しかし「性」…いやいや「青少年の禁断の愛!を暖かく見つける」という、蘭と和葉のそんな配慮も、町一番の傍若無人女子高生の女王様にかかればひとたまりも無しとなる。
「な〜にやってんのよ、二人とも!」
『そ、園子!しぃ〜〜〜!』
慌てて園子を止めようとしても、止まるはずは当然無い。
ジタバタな動きをする二人を不思議そうな顔で見つめるが、聞こえて来る新一の悩ましい声に好奇心をあっさりそそられると、有無を言わさず部屋に入り込んだ。
『わぁ〜〜っ!園子ぉぉぉ!!』
超慌てふためいき後を追おうとして、やはり手前で体が止まる。
「何してるのよ〜工藤」
園子の大声にやはりと言う思いがする…。
『あかんでぇ〜平次…』
『ごめん新一、止められなくって、邪魔をしちゃって』
今度もそれぞれに勝手な事を考えながら、祈るような気持ちでそっと居間の中を覗く。
「やっだ〜、じじくさぁ〜」
『えっ?じじ?』
『くさ?』
二人は顔を見合すと、そっと中に入って行く。
そして中で見たものは…。
うつ伏せになって寝ている新一の足の裏の上に壁側を向いて乗り、「ふみふみ」と足裏マッサージをしている平次だった。
「うるせ〜ぞ、園子!これもそれも、昨日のお前らの買い物に突き合わさせられた所為だろうに」
「あら、同じ時間歩いたのは私たちも一緒じゃない。ちょっと鍛え方が足りないんじゃないの?工藤新一とあろう者がさ」
「歩いた距離は一緒でも、持たされた荷物の量はダンチだろうに」
「当然でしょ。高校生で、彼氏以外の男の使い道なんてそんなモンしかないんだから」
「お前なぁ、俺たちを何だと思っていやがるんだぁ?」
終わりの無さそうな新一と園子の会話を正面で見ながら、想像力が豊か過ぎた乙女二人は、乾いた笑いを発していた。
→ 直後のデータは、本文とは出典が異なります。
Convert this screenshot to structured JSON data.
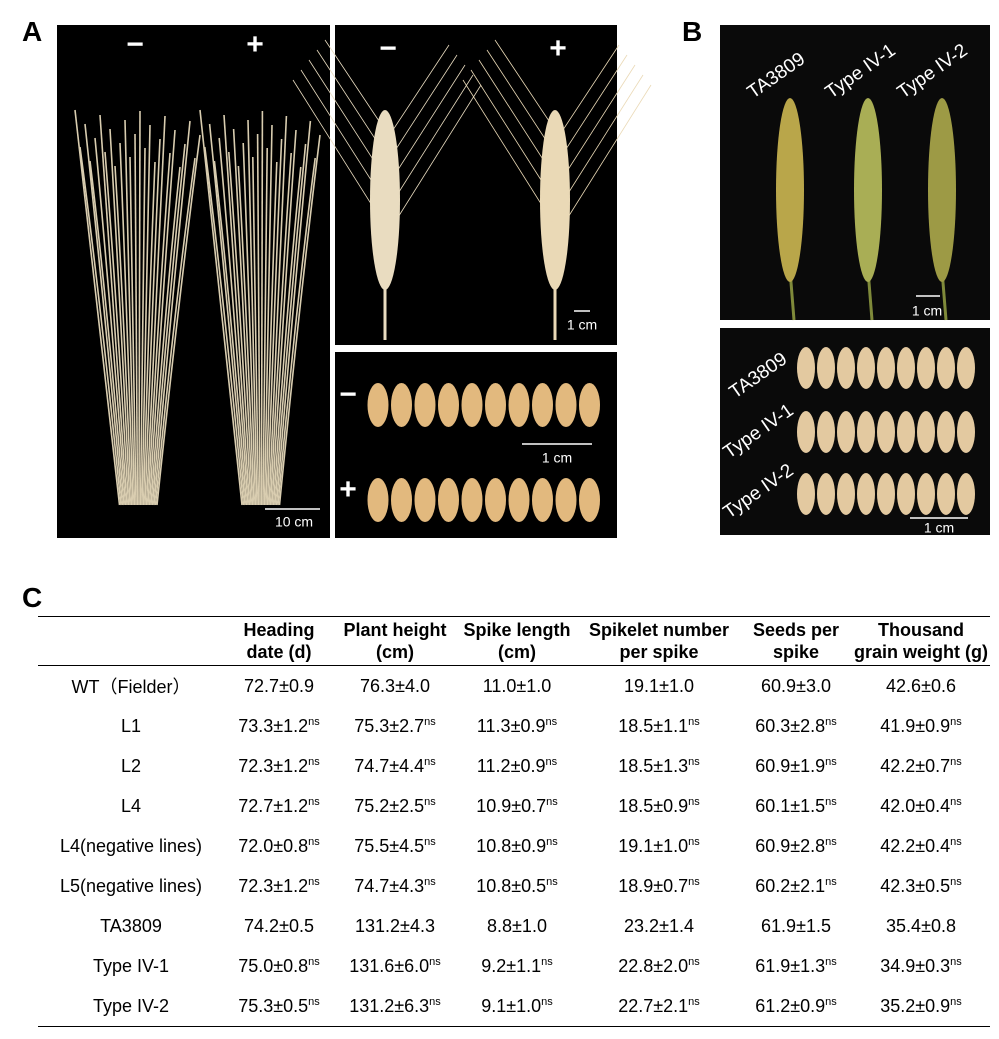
{
  "panel_a": {
    "label": "A",
    "plants": {
      "minus": "−",
      "plus": "+",
      "scale": "10 cm"
    },
    "spikes": {
      "minus": "−",
      "plus": "+",
      "scale": "1 cm"
    },
    "seeds": {
      "minus": "−",
      "plus": "+",
      "scale": "1 cm"
    }
  },
  "panel_b": {
    "label": "B",
    "spikes": {
      "labels": [
        "TA3809",
        "Type IV-1",
        "Type IV-2"
      ],
      "scale": "1 cm"
    },
    "seeds": {
      "labels": [
        "TA3809",
        "Type IV-1",
        "Type IV-2"
      ],
      "scale": "1 cm"
    }
  },
  "panel_c": {
    "label": "C",
    "table": {
      "header": [
        [],
        [
          "Heading",
          "date (d)"
        ],
        [
          "Plant height",
          "(cm)"
        ],
        [
          "Spike length",
          "(cm)"
        ],
        [
          "Spikelet number",
          "per spike"
        ],
        [
          "Seeds per",
          "spike"
        ],
        [
          "Thousand",
          "grain weight (g)"
        ]
      ],
      "rows": [
        [
          "WT（Fielder）",
          {
            "text": "72.7±0.9"
          },
          {
            "text": "76.3±4.0"
          },
          {
            "text": "11.0±1.0"
          },
          {
            "text": "19.1±1.0"
          },
          {
            "text": "60.9±3.0"
          },
          {
            "text": "42.6±0.6"
          }
        ],
        [
          "L1",
          {
            "text": "73.3±1.2",
            "sup": "ns"
          },
          {
            "text": "75.3±2.7",
            "sup": "ns"
          },
          {
            "text": "11.3±0.9",
            "sup": "ns"
          },
          {
            "text": "18.5±1.1",
            "sup": "ns"
          },
          {
            "text": "60.3±2.8",
            "sup": "ns"
          },
          {
            "text": "41.9±0.9",
            "sup": "ns"
          }
        ],
        [
          "L2",
          {
            "text": "72.3±1.2",
            "sup": "ns"
          },
          {
            "text": "74.7±4.4",
            "sup": "ns"
          },
          {
            "text": "11.2±0.9",
            "sup": "ns"
          },
          {
            "text": "18.5±1.3",
            "sup": "ns"
          },
          {
            "text": "60.9±1.9",
            "sup": "ns"
          },
          {
            "text": "42.2±0.7",
            "sup": "ns"
          }
        ],
        [
          "L4",
          {
            "text": "72.7±1.2",
            "sup": "ns"
          },
          {
            "text": "75.2±2.5",
            "sup": "ns"
          },
          {
            "text": "10.9±0.7",
            "sup": "ns"
          },
          {
            "text": "18.5±0.9",
            "sup": "ns"
          },
          {
            "text": "60.1±1.5",
            "sup": "ns"
          },
          {
            "text": "42.0±0.4",
            "sup": "ns"
          }
        ],
        [
          "L4(negative lines)",
          {
            "text": "72.0±0.8",
            "sup": "ns"
          },
          {
            "text": "75.5±4.5",
            "sup": "ns"
          },
          {
            "text": "10.8±0.9",
            "sup": "ns"
          },
          {
            "text": "19.1±1.0",
            "sup": "ns"
          },
          {
            "text": "60.9±2.8",
            "sup": "ns"
          },
          {
            "text": "42.2±0.4",
            "sup": "ns"
          }
        ],
        [
          "L5(negative lines)",
          {
            "text": "72.3±1.2",
            "sup": "ns"
          },
          {
            "text": "74.7±4.3",
            "sup": "ns"
          },
          {
            "text": "10.8±0.5",
            "sup": "ns"
          },
          {
            "text": "18.9±0.7",
            "sup": "ns"
          },
          {
            "text": "60.2±2.1",
            "sup": "ns"
          },
          {
            "text": "42.3±0.5",
            "sup": "ns"
          }
        ],
        [
          "TA3809",
          {
            "text": "74.2±0.5"
          },
          {
            "text": "131.2±4.3"
          },
          {
            "text": "8.8±1.0"
          },
          {
            "text": "23.2±1.4"
          },
          {
            "text": "61.9±1.5"
          },
          {
            "text": "35.4±0.8"
          }
        ],
        [
          "Type IV-1",
          {
            "text": "75.0±0.8",
            "sup": "ns"
          },
          {
            "text": "131.6±6.0",
            "sup": "ns"
          },
          {
            "text": "9.2±1.1",
            "sup": "ns"
          },
          {
            "text": "22.8±2.0",
            "sup": "ns"
          },
          {
            "text": "61.9±1.3",
            "sup": "ns"
          },
          {
            "text": "34.9±0.3",
            "sup": "ns"
          }
        ],
        [
          "Type IV-2",
          {
            "text": "75.3±0.5",
            "sup": "ns"
          },
          {
            "text": "131.2±6.3",
            "sup": "ns"
          },
          {
            "text": "9.1±1.0",
            "sup": "ns"
          },
          {
            "text": "22.7±2.1",
            "sup": "ns"
          },
          {
            "text": "61.2±0.9",
            "sup": "ns"
          },
          {
            "text": "35.2±0.9",
            "sup": "ns"
          }
        ]
      ]
    }
  }
}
何時の世でも、乙女の想像の扉は異次元世界に常に繋がっているのである。
The End...
2001/11/11 脱稿
クリスマスを前ににしな的で無い(笑)落ち有りの話を
書いてみました。本来はこんな感じのドタバタ(?)もの
が実は好きなんです(^-^)/ まぁ、ありがちな話でしたが…。
H!の濃いのも楽しいけれど、たまにはこんなのもいかがで
しょう?気に入っていただけると嬉しいけど…。